Hess Corp. reported it has entered into an agreement with Buckeye Partners LP to sell its US East Coast and St. Lucia terminal network for $850 million in cash. As a result of this sale, the company is expected separately to release $900 million of working capital, with another $100 million continuing to be retained by the retail business as part of its ongoing operations.
Hess has divested $5.4 billion this year, including the sale of its terminal network, four upstream producing assets, and the energy marketing business. The company stated its intention to withdraw from downstream operations to focus on exploration and production in January, when it reported a 2013 exploration and production budget of $6.7 billion, investing 40% to unconventional oil and gas plays (OGJ Online, Jan. 11, 2013). That month, it exited refining by closing its 70,000-b/d fluid catalytic cracking unit at Port Reading, NJ (OGJ Online, Jan. 29, 2013).

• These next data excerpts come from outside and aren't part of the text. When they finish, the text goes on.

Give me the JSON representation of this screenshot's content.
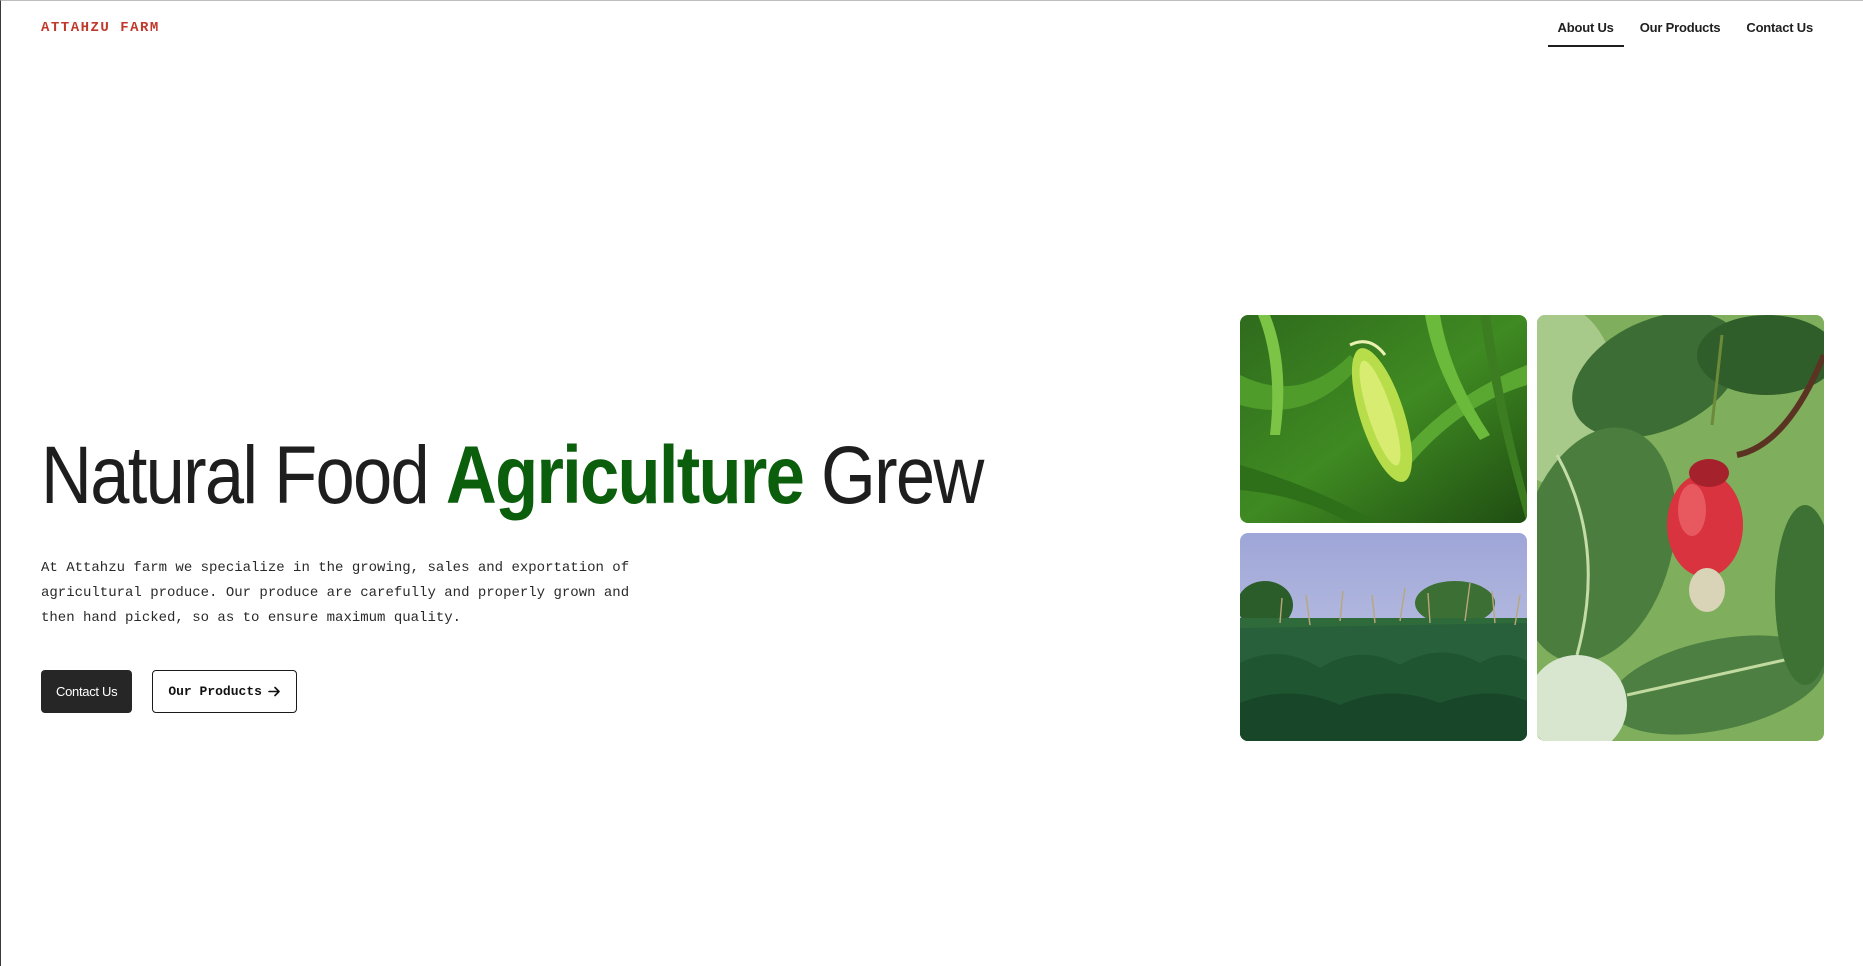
{
  "header": {
    "brand": "ATTAHZU FARM",
    "nav": [
      {
        "label": "About Us",
        "active": true
      },
      {
        "label": "Our Products",
        "active": false
      },
      {
        "label": "Contact Us",
        "active": false
      }
    ]
  },
  "hero": {
    "title_part1": "Natural Food ",
    "title_accent": "Agriculture",
    "title_part3": " Grew",
    "description": "At Attahzu farm we specialize in the growing, sales and exportation of agricultural produce. Our produce are carefully and properly grown and then hand picked, so as to ensure maximum quality.",
    "primary_button": "Contact Us",
    "secondary_button": "Our Products",
    "secondary_icon": "arrow-right-icon"
  },
  "colors": {
    "brand": "#c0392b",
    "accent": "#0b5e0b",
    "button_dark": "#262626"
  },
  "images": [
    {
      "name": "corn-ear-photo"
    },
    {
      "name": "corn-field-photo"
    },
    {
      "name": "cashew-fruit-photo"
    }
  ]
}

In March, Hess sold its South Texas Eagle Ford shale properties and acreage to Houston’s Sanchez Energy Corp. for $265 million in cash (OGJ Online, March 18, 2013). In April, Hess said it was looking to divest its exploration and production assets in Indonesia and Thailand, where it also was trying to sell its remaining downstream businesses, including terminals, retail, marketing, and trading divisions. Also that month, the company closed its sale of Russian subsidiary Samara-Nafta to OAO Lukoil for a $2.05 billion (OGJ Online, April 30, 2013).
In July, Hess agreed to sell its energy marketing business to Direct Energy Business LLC, a North American subsidiary of Centrica PLC, London, for $1.025 billion (OGJ Online, July 30, 2013).
The company has used the divestiture’s initial proceeds to repay debt and enhance its balance sheet. The company began acquiring shares under its $4 billion authorization and intends to use proceeds from, and working capital released by, the sale of its terminal network to continue this program.